I stood idiotically, just watching them go. The count had only spoken of one great horned rabbit, not of two. They looked so ridiculous that I felt I ought to laugh. But that hooting, haunting call had stifled any laugh within me.
I shook my head hard. I should be trying to catch them, not staring after them. I hurried across the meadow, putting together a probing spell to help me find them.
As soon as I opened myself to it, I found that the valley was thick with magic, making it virtually impossible to probe for anything. Most of the magic seemed unfocused, which meant that it was wild, unchanneled by wizardry. And yet- Somewhere behind me, in the grove, I thought I could sense the presence of a powerful spell.

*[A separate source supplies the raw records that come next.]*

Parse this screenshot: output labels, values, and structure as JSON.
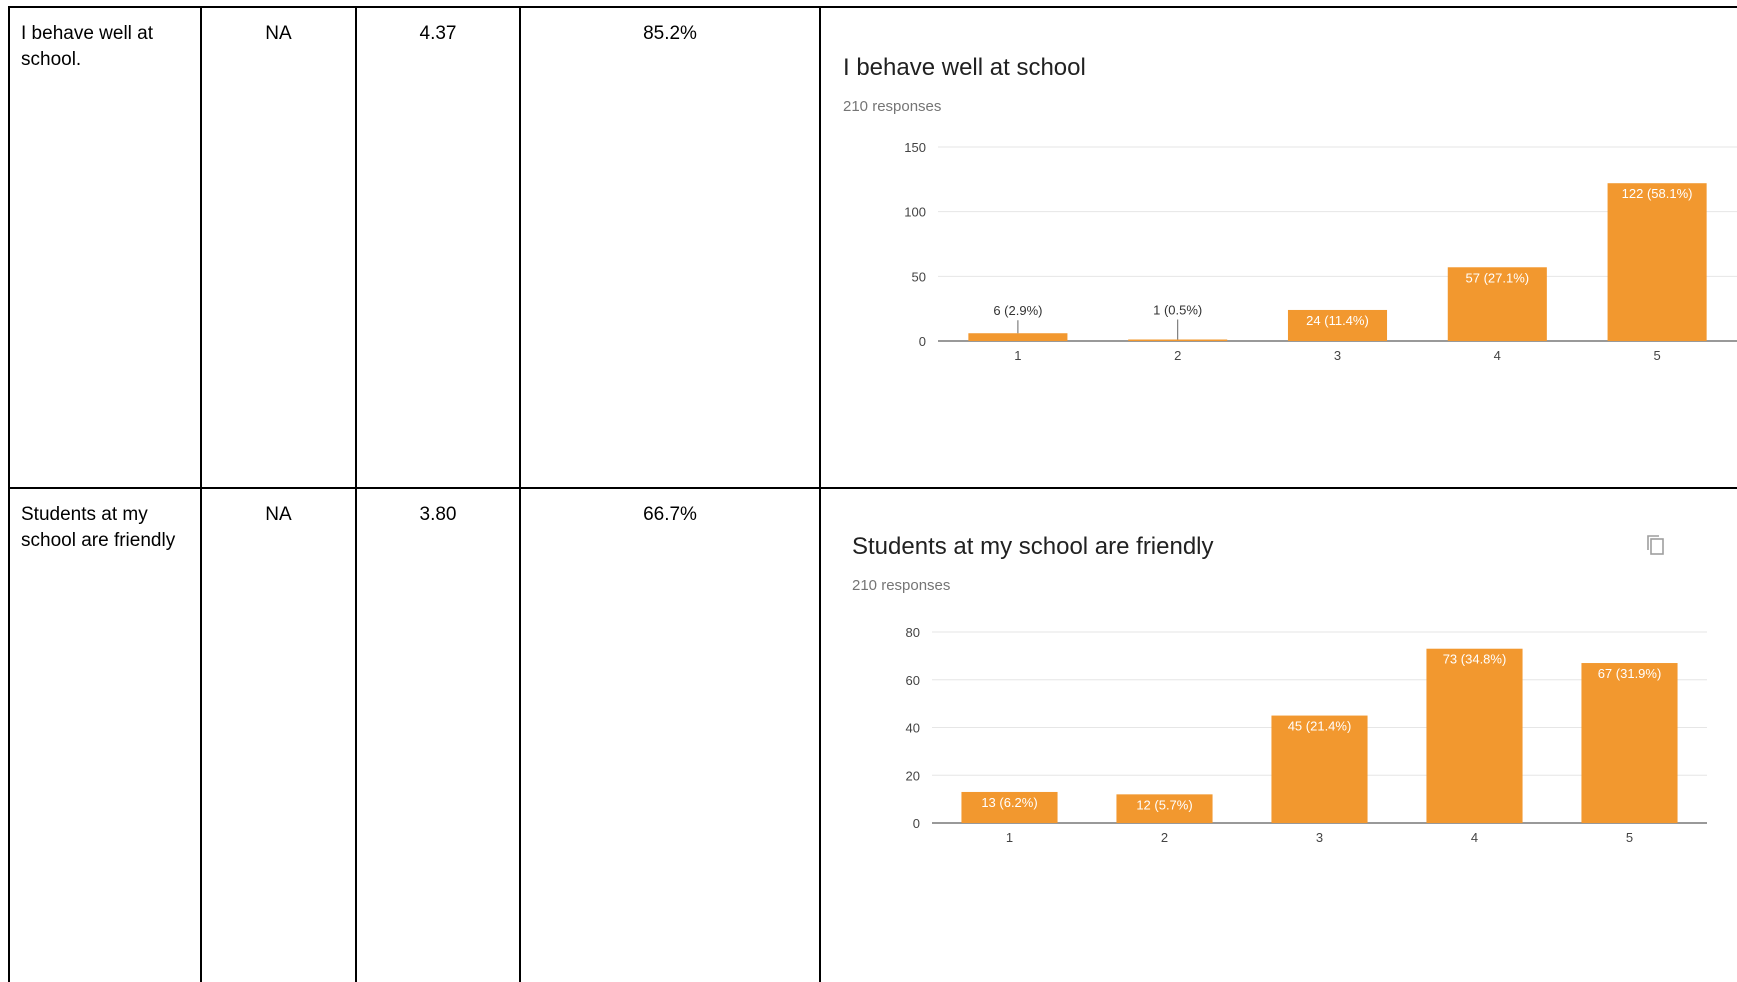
{
  "rows": [
    {
      "statement": "I behave well at school.",
      "col2": "NA",
      "col3": "4.37",
      "col4": "85.2%"
    },
    {
      "statement": "Students at my school are friendly",
      "col2": "NA",
      "col3": "3.80",
      "col4": "66.7%"
    }
  ],
  "chart_data": [
    {
      "type": "bar",
      "title": "I behave well at school",
      "subtitle": "210 responses",
      "categories": [
        "1",
        "2",
        "3",
        "4",
        "5"
      ],
      "values": [
        6,
        1,
        24,
        57,
        122
      ],
      "data_labels": [
        "6 (2.9%)",
        "1 (0.5%)",
        "24 (11.4%)",
        "57 (27.1%)",
        "122 (58.1%)"
      ],
      "yticks": [
        "0",
        "50",
        "100",
        "150"
      ],
      "ylim": [
        0,
        150
      ],
      "bar_color": "#f2982f",
      "grid": true,
      "xlabel": "",
      "ylabel": ""
    },
    {
      "type": "bar",
      "title": "Students at my school are friendly",
      "subtitle": "210 responses",
      "categories": [
        "1",
        "2",
        "3",
        "4",
        "5"
      ],
      "values": [
        13,
        12,
        45,
        73,
        67
      ],
      "data_labels": [
        "13 (6.2%)",
        "12 (5.7%)",
        "45 (21.4%)",
        "73 (34.8%)",
        "67 (31.9%)"
      ],
      "yticks": [
        "0",
        "20",
        "40",
        "60",
        "80"
      ],
      "ylim": [
        0,
        80
      ],
      "bar_color": "#f2982f",
      "grid": true,
      "xlabel": "",
      "ylabel": "",
      "copy_icon": "copy-icon"
    }
  ]
}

I clenched my jaw. This was even worse than I had thought. If the rabbits were the product of that spell, then they were not magical creatures from the land of dragons, which would have been bad enough, but rather the creations of a renegade wizard. Since neither of the counts nor the duchess kept a wizard, and my predecessor was retired, I was, I had thought, the only active wizard in Yurt.
As I started back toward the grove, I hesitated again. This was not where I had seen the rabbits disappear. How many of them might there be?
When I came back into the grove, the denseness of magical forces made me lose track of the spell that had seemed so strong a moment ago. I walked swiftly along the little paths between the springs, without seeing anything but trees. But then something caught my eye in the muddy earth.
It was a footprint, about the size of a man’s foot, even roughly the right shape, but somehow wrong. I knelt down for a closer look, but I already knew. That print had been made by nothing human.
PART TWO — THE YOUNG WIZARD
I
Back at the shrine, Joachim and the hermit were still talking. I hesitated, not liking to mention the wood nymph before the hermit, and certainly not wanting to terrify him with the horned rabbits or that inhuman footprint.